Heading into the Federal Reserve meeting there was already a very high bar set for a hawkish policy meeting. In the event, the Fed kept to the script. It hiked by 50 bps, indicated further 50 bps rate hikes were to come, and also thought the neutral rate is going to be at around 2.40% by year-end. So, with rates currently at 0.875%, there is another 150 bps worth of rate hikes to come between now and the year-end.
The bar was set very high
Heading into the meeting we were expecting a ‘buy the rumour, sell the fact response’ and this is what the initial reaction was. The start in QT was based on a phased approach with the Fed expected to take 3 months to bring the level up to $60 bln in treasures and $35 bln in Mortgage Backed Securities. On top of this dovish development Jerome Powell ruled out a 75 bps rate hike, so this all meant the Fed was unable to surprise markets with a more hawkish response, so there was an initial move lower in the USD. See the reaction here:
However, the USD weakness was not sustained post the FOMC. The strength in the USD is also partly due to the slowing global trade situation. As a global reserve currency, the USD tends to gain when global growth slows.

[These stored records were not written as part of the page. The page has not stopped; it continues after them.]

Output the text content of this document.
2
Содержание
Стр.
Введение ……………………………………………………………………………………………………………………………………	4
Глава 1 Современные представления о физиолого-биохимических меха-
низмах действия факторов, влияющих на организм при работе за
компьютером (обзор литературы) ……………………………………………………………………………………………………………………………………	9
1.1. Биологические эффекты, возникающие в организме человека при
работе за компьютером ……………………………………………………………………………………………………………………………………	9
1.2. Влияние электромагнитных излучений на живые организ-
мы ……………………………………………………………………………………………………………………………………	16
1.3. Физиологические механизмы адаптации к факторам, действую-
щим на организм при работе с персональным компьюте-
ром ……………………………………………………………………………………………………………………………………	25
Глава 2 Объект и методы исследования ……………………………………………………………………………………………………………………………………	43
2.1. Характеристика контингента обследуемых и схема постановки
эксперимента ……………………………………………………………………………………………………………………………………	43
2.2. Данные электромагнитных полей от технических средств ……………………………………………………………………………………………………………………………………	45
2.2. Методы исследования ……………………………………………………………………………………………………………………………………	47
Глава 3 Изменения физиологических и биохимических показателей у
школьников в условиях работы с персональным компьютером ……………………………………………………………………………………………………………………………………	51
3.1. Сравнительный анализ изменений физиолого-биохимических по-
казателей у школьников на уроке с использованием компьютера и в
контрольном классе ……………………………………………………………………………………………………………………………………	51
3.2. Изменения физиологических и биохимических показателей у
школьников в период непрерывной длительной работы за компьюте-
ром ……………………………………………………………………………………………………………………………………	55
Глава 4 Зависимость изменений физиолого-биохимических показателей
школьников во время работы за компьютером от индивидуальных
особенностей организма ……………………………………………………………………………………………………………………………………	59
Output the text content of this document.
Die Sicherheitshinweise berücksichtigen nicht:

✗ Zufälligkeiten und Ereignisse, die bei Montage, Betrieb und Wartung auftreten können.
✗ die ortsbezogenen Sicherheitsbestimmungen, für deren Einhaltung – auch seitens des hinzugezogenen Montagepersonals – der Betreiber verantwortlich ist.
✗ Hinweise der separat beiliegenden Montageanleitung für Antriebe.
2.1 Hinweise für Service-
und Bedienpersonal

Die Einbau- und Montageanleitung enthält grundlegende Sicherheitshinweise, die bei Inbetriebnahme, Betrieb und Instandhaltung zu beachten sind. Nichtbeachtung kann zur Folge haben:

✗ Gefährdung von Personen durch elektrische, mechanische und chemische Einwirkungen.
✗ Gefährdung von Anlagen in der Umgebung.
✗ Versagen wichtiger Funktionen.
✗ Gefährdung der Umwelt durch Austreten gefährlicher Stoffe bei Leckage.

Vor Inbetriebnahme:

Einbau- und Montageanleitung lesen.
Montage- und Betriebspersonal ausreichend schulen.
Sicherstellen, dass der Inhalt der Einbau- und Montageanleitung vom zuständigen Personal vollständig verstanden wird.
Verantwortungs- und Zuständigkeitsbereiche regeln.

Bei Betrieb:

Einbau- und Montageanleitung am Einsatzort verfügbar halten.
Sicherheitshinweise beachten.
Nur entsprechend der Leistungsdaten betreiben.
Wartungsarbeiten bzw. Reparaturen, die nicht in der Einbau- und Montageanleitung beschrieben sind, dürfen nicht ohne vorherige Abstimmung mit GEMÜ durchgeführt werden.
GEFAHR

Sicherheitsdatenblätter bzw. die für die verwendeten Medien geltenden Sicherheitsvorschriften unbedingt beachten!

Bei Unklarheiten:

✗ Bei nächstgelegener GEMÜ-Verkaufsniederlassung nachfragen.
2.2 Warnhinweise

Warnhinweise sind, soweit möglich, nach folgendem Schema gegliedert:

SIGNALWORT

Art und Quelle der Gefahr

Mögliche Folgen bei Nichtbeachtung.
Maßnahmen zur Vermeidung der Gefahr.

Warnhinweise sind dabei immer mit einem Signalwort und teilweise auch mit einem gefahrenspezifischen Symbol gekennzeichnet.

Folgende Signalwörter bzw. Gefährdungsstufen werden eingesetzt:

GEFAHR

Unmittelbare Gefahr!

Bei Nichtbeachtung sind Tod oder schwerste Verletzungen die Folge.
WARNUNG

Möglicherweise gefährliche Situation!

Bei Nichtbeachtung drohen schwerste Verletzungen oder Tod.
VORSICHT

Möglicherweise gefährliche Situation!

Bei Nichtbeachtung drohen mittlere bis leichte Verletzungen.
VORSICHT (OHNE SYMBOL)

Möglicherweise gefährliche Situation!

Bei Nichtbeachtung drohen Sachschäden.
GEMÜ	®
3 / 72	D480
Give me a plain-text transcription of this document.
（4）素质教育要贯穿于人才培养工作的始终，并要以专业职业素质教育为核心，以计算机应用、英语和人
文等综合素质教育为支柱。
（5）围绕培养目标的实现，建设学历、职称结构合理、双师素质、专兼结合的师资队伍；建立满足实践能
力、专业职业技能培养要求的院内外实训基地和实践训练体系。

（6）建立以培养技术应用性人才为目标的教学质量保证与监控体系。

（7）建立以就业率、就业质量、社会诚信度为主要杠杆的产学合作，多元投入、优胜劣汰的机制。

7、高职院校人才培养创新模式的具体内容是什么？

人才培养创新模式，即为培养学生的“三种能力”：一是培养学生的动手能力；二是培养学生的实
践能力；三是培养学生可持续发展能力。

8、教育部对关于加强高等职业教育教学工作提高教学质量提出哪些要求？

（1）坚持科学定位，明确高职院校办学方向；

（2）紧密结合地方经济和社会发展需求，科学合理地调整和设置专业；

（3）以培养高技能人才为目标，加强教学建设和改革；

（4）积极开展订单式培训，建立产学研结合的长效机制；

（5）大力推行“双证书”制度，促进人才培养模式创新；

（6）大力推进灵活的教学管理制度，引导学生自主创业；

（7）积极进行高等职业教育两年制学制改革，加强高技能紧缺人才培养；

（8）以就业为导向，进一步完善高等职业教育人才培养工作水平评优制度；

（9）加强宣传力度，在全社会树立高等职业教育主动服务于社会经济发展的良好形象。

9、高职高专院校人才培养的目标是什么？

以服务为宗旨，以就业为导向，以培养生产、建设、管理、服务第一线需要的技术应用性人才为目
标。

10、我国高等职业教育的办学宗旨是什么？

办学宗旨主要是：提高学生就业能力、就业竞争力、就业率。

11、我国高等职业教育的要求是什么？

So, the recent concerns over slowdowns in China’s growth have also been a bullish pressure for the USD. This week we have some important inflation data out for the US. The US inflation rate is forecast to fall to 8.1% y/y down from the prior reading of 8.5%. Any signs of ‘peak inflation’ take pressure off the Fed to hike rates and can result in some USD selling. This could boost the EURUSD this week as the ECB is increasingly making calls for a July rate hike. On the other hand, if inflation comes back in high then expect more USD strength.